Het hof merkt op dat de appellante zelf het onderscheid maakt tussen een wettig verblijf en een werkelijk verblijf. Dat is zelfs haar hoofdargument. Het hof beaamt dat het werkelijk verblijf primeert.
 
De enige stukken die verwijzen naar een werkelijk verblijf betreffen de attest van de schuldbemiddelaar. De schuldbemiddelaar zegt in een attest van 3 februari 2015 dat een collectieve schuldenregeling werd opgestart op 11 februari 2013. De schuldbemiddelaar herhaalt dat in een attest van 10 december 2015. Ook dat attest toont enkel aan wat het zegt, m.n. dat een collectieve schuldenregeling werd opgestart op 11 februari 2013. De schuldbemiddelaar zegt geenszins dat X een werkelijk verblijf in België heeft.
 
In haar verzoekschrift ingediend bij de Raad voor Vreemdelingenbetwistingen beweert X dat haar zoon Y recht heeft op onbeperkt verblijf in België.
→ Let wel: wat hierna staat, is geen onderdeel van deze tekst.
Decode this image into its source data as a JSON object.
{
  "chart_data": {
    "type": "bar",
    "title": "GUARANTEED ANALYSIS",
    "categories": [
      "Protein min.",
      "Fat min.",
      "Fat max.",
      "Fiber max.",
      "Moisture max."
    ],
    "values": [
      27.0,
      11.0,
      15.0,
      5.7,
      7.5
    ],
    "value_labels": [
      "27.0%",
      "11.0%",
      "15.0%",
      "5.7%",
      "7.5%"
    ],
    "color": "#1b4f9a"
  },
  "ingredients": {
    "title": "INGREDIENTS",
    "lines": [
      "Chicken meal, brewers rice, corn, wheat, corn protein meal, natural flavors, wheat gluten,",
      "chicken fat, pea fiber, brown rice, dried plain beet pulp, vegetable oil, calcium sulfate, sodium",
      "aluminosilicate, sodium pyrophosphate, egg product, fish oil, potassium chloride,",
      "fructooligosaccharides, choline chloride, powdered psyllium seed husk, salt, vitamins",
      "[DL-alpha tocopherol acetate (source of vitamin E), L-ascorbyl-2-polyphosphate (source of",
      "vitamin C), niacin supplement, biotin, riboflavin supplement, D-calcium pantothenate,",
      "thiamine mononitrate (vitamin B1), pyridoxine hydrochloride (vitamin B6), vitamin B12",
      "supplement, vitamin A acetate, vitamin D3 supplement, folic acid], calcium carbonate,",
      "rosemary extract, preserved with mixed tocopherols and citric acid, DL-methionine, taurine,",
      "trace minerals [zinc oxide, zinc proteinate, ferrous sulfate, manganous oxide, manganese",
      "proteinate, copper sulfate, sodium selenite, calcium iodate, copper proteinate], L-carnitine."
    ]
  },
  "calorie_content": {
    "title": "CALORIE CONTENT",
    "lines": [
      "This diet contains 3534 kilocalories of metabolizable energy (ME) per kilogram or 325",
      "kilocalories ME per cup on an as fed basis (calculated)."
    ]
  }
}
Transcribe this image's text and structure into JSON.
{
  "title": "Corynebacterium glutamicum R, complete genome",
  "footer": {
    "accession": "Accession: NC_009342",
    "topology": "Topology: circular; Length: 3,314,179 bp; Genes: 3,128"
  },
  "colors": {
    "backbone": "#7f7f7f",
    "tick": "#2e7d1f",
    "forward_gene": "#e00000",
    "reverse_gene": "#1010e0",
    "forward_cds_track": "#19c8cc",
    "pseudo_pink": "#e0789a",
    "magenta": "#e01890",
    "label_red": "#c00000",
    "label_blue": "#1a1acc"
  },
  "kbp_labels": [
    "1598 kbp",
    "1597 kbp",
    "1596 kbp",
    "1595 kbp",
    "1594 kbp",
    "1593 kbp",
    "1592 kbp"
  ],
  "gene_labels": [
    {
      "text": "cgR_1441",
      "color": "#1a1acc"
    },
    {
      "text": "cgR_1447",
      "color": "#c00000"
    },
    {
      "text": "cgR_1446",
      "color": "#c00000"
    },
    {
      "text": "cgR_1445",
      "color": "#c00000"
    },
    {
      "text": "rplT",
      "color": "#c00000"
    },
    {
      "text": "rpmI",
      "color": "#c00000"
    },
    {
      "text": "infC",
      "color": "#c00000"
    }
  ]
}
Uit de gegevens van het administratief dossier blijkt evenwel dat het verblijfsrecht van deze persoon gesupprimeerd werd op 1 mei 2010.
 
Andere gegevens die wijzen op een werkelijk verblijf worden niet bijgebracht. De attesten van de schuldbemiddelaar volstaan niet. Het arbeidshof kan de vordering dan ook enkel afwijzen als ongegrond.